Development and application of an intelligent nitrogen removal diagnosis and optimization framework for WWTPs: Low-carbon and stable operation.

Optimizing nitrogen removal is crucial for ensuring the efficient operation of wastewater treatment plants (WWTPs), but it is susceptible to variations in influent conditions and operational parameter constraints, and conflicts with the energy-saving and carbon emission reduction goals. To address these issues, this study proposes a hybrid framework integrating process simulation, machine learning, and multi-objective genetic algorithms for nitrogen removal diagnosis and optimization, aiming to predict the total nitrogen in effluent, diagnose nitrogen over-limit risks, and optimize the control strategies. Taking a full-scale WWTP as a case study, a process time-lag simulation-enhanced machine learning model (PTLS-ML) was developed, achieving R values of 0.94 and 0.79 for the training and testing sets, respectively.
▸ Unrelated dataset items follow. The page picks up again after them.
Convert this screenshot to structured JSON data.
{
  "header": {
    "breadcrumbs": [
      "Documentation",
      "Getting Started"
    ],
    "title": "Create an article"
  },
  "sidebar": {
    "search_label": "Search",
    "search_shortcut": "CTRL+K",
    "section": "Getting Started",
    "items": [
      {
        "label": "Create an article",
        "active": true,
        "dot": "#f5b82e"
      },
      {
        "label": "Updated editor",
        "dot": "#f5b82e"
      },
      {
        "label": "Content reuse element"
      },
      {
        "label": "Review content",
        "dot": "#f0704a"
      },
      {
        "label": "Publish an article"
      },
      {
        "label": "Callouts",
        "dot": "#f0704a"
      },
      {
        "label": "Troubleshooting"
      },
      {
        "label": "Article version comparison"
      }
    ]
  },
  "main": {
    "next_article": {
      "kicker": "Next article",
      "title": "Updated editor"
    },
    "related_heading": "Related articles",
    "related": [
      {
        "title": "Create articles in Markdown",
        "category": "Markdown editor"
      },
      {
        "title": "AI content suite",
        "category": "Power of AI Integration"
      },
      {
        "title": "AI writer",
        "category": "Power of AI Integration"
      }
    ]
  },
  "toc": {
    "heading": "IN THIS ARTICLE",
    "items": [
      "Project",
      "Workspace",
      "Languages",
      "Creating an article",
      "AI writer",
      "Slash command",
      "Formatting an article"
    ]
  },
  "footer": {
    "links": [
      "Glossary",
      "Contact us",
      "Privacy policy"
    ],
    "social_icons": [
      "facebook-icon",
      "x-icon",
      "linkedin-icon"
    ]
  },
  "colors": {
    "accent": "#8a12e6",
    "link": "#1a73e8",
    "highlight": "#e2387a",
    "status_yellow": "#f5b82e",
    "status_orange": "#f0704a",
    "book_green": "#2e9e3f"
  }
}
The proposed model successfully identified the potential reasons of nitrogen over-limit risks under different influent conditions and operational parameters, and accordingly provided optimization suggestions. In addition, the multi-objective optimization (MOO) algorithms analysis further demonstrated that maintaining 4-6 mg/L total nitrogen concentration in effluent by adjusting process operational parameters can effectively balance multiple objectives (i.e., effluent water quality, operating costs, and greenhouse gas emissions), achieving coordinated optimization. This framework can serve as a reference for stable operation, energy-saving, and emission reduction in the nitrogen removal of WWTPs.